Personal information
- Born:: between 1899 and 1904 Beckley, West Virginia, U.S.
- Died:: Unknown

Career information
- Position:: Guard
- College:: University of Pennsylvania

Career history

As a player:
- Atlantic City (?); Canton Bulldogs (?); New York Giants (?); Chicago Bears (?); Louisville Colonels (1926); Cincinnati (?); Wilmington (?); Boston Shamrocks (?); Scranton (?);

As a coach:
- Wilmington Clippers (1937); Scranton Miners (1939); Pottstown High School (1940); Johns Hopkins (c. 1941–?) Coaching advisor; Philadelphia High School (?); Landon School (1945); Washington, D.C. High School (?); Alexandria, Virginia High School (?); Bullard-Havens Technical High School (1960);

Career NFL statistics
- Games played:: 1
- Stats at Pro Football Reference

= George Slagle =

George B. "Dutch" Slagle, also called Geoffrey Slagle, was an American football guard and coach. He played one game in the National Football League (NFL) for the Louisville Colonels, and later coached the Wilmington Clippers and Scranton Miners, as well as several high school teams.

A native of Beckley, West Virginia, Slagle attended the University of Pennsylvania, where he earned a bachelor's degree and a master's degree. After graduating, Slagle spent time professionally with "Atlantic City, Canton [Bulldogs], New York [Giants], Chicago [Bears], Louisville [Colonels], Cincinnati, and Wilmington," according to The Tribune, though his only known game in the National Football League (NFL) came in 1926 with Louisville. The Colonels, after suffering a defeat in the first game of the season, "re-arranged" their lineup for their matchup with the Detroit Panthers, and signed several players including Slagle. In the game, a 0–47 loss, he appeared as a substitute for Pete Vainowski. He was released after the game. Slagle also played for the Boston Shamrocks and a team in Scranton, Pennsylvania, according to The Bridgeport Post.

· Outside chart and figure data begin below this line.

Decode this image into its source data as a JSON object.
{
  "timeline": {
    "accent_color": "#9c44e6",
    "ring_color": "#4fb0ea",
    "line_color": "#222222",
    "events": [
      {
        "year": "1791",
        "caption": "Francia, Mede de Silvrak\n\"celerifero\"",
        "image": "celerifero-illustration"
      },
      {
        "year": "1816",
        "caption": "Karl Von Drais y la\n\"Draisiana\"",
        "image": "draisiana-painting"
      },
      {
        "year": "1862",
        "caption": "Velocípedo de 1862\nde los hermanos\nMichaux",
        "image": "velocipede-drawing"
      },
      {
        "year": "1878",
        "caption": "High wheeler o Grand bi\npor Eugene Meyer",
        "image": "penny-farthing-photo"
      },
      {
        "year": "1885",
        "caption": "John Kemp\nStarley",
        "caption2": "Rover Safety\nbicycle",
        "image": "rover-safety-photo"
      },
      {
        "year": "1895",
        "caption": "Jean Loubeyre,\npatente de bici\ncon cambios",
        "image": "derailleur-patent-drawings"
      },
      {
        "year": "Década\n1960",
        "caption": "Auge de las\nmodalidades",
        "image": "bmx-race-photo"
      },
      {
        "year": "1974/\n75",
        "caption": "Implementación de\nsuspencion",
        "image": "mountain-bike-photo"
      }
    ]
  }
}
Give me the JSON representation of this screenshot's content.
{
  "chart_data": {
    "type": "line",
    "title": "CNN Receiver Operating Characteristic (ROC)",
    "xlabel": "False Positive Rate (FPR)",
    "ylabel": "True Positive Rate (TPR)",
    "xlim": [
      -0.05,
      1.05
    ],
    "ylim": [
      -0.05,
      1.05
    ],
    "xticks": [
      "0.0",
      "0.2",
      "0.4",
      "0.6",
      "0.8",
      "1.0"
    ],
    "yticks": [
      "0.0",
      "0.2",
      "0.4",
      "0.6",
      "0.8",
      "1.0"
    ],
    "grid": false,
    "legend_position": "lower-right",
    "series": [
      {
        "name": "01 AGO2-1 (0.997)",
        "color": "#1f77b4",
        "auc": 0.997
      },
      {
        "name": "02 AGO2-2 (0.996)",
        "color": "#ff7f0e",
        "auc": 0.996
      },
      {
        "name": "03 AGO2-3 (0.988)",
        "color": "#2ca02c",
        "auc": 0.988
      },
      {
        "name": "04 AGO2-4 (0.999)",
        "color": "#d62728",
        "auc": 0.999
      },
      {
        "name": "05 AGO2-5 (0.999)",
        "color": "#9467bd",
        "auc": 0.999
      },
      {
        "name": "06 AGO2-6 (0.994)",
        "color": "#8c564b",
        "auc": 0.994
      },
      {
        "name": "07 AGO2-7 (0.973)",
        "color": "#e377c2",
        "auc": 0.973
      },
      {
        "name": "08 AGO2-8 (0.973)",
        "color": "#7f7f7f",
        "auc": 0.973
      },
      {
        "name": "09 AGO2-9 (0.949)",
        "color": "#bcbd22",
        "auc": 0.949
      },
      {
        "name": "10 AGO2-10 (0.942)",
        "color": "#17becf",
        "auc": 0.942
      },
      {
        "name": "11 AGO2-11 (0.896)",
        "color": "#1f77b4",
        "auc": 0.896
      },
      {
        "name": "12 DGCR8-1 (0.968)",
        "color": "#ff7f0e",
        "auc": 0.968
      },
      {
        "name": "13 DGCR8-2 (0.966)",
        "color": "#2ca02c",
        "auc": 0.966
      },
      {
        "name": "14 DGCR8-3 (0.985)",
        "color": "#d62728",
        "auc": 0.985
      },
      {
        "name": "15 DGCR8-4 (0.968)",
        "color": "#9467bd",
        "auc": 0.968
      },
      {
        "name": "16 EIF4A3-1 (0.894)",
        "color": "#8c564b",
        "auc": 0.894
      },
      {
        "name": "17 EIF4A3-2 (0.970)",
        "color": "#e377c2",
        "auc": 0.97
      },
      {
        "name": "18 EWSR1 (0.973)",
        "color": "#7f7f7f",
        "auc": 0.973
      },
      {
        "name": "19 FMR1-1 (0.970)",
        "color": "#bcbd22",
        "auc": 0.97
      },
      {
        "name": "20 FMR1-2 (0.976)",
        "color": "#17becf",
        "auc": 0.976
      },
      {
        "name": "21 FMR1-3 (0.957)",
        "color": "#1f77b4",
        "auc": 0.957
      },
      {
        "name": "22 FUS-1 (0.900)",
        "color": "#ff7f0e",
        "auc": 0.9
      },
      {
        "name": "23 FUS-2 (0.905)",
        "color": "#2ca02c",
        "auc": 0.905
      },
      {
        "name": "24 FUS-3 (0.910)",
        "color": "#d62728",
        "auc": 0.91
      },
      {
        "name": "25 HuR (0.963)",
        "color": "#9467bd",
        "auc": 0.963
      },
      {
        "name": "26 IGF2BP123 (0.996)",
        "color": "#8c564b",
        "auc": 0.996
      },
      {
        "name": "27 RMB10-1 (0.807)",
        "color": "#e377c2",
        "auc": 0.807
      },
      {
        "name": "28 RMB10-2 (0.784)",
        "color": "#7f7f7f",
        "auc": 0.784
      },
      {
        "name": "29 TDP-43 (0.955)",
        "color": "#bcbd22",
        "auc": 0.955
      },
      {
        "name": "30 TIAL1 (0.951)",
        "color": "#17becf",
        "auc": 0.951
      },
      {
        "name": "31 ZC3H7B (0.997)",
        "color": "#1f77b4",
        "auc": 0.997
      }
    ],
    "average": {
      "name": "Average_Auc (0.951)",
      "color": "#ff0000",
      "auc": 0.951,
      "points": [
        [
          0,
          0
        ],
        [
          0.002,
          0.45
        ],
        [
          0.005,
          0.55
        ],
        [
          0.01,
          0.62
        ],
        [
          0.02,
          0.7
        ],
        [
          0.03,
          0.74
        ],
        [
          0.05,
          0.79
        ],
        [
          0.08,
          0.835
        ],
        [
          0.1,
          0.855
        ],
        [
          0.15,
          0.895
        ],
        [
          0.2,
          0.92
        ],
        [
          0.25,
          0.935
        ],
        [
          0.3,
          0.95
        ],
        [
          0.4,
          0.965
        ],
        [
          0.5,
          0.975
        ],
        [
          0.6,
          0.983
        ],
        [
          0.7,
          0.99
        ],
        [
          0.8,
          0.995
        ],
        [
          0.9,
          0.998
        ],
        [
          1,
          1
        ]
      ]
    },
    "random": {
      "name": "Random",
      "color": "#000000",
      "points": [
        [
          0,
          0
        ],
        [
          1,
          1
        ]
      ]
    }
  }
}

In 1936, Slagle started a coaching career, becoming the head coach of the newly formed Wilmington Clippers. They played their first season in 1937, compiling a 7–4 record under Coach Slagle. He resigned from his coaching position in 1938, citing salary differences and other coaching offers.

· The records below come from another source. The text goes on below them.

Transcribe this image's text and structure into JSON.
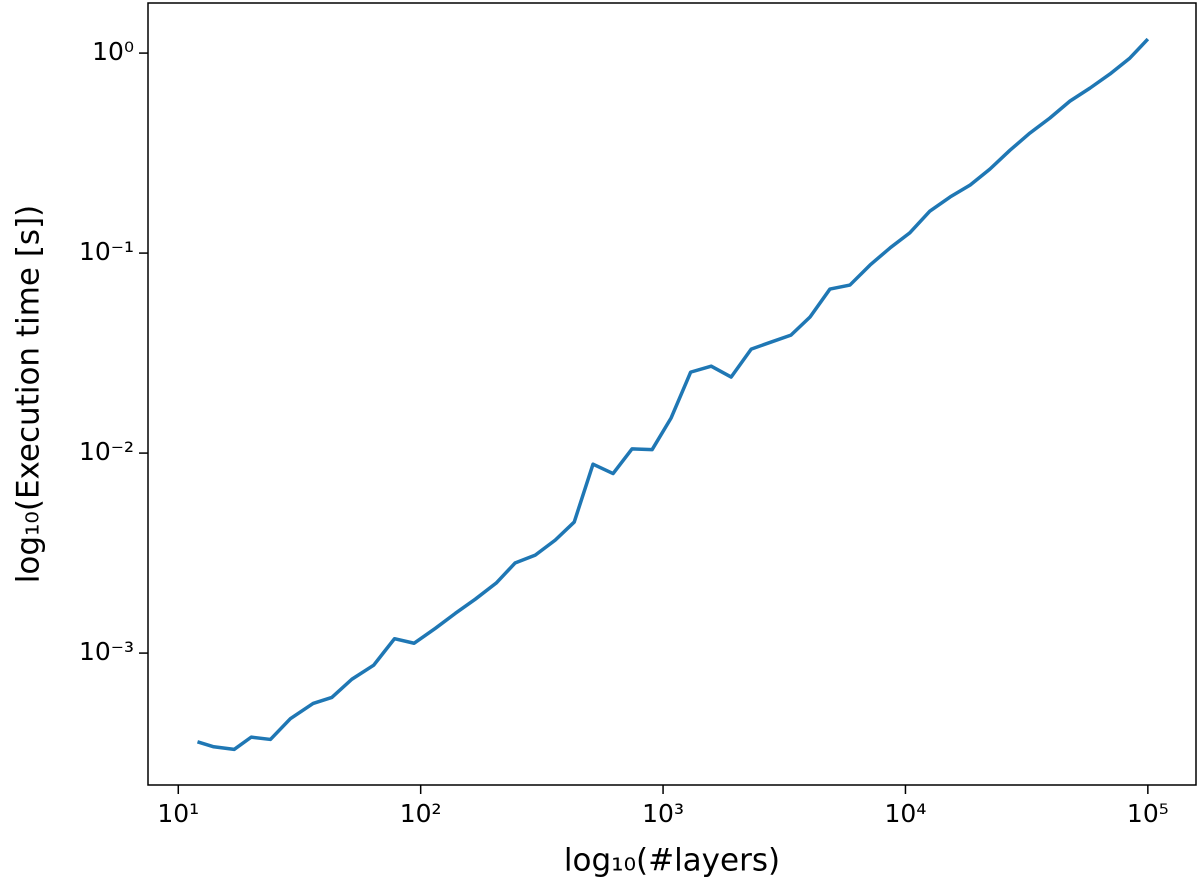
{
  "chart_data": {
    "type": "line",
    "xlabel": "log₁₀(#layers)",
    "ylabel": "log₁₀(Execution time [s])",
    "xscale": "log",
    "yscale": "log",
    "xlim": [
      7.5,
      158000
    ],
    "ylim": [
      0.000219,
      1.78
    ],
    "xticks": [
      {
        "value": 10,
        "label": "10¹"
      },
      {
        "value": 100,
        "label": "10²"
      },
      {
        "value": 1000,
        "label": "10³"
      },
      {
        "value": 10000,
        "label": "10⁴"
      },
      {
        "value": 100000,
        "label": "10⁵"
      }
    ],
    "yticks": [
      {
        "value": 0.001,
        "label": "10⁻³"
      },
      {
        "value": 0.01,
        "label": "10⁻²"
      },
      {
        "value": 0.1,
        "label": "10⁻¹"
      },
      {
        "value": 1,
        "label": "10⁰"
      }
    ],
    "x": [
      12,
      14,
      17,
      20,
      24,
      29,
      36,
      43,
      52,
      64,
      78,
      94,
      115,
      139,
      168,
      205,
      245,
      297,
      359,
      430,
      514,
      622,
      745,
      901,
      1080,
      1300,
      1580,
      1910,
      2310,
      2790,
      3370,
      4040,
      4880,
      5900,
      7140,
      8630,
      10400,
      12600,
      15300,
      18500,
      22300,
      27000,
      32600,
      39400,
      47700,
      57700,
      69700,
      84300,
      100000
    ],
    "series": [
      {
        "color": "#1f77b4",
        "values": [
          0.00036,
          0.00034,
          0.00033,
          0.00038,
          0.00037,
          0.00047,
          0.00056,
          0.0006,
          0.00074,
          0.00087,
          0.00118,
          0.00112,
          0.00133,
          0.00158,
          0.00186,
          0.00224,
          0.00282,
          0.00309,
          0.00367,
          0.00452,
          0.0088,
          0.0079,
          0.0105,
          0.0104,
          0.015,
          0.0254,
          0.0272,
          0.024,
          0.0331,
          0.0359,
          0.0389,
          0.0479,
          0.0661,
          0.0692,
          0.0871,
          0.106,
          0.126,
          0.162,
          0.191,
          0.219,
          0.263,
          0.327,
          0.398,
          0.473,
          0.575,
          0.668,
          0.785,
          0.944,
          1.175
        ]
      }
    ]
  }
}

In 1939, Slagle was hired as the head coach of the Scranton Miners, a team in the Eastern Pennsylvania Football League (EPFL). He accepted a position at Pottstown High School in 1940 to be head football coach and English teacher, but resigned in December that year. When asked if he was going to coach a team in 1941, he replied, "I'm not denying and I'm not confirming." He later served as an advisor to Johns Hopkins football coaches as well as several other stints with schools in Philadelphia, Washington, D.C., and Alexandria, Virginia, before becoming Bullard-Havens Technical High School coach in 1960.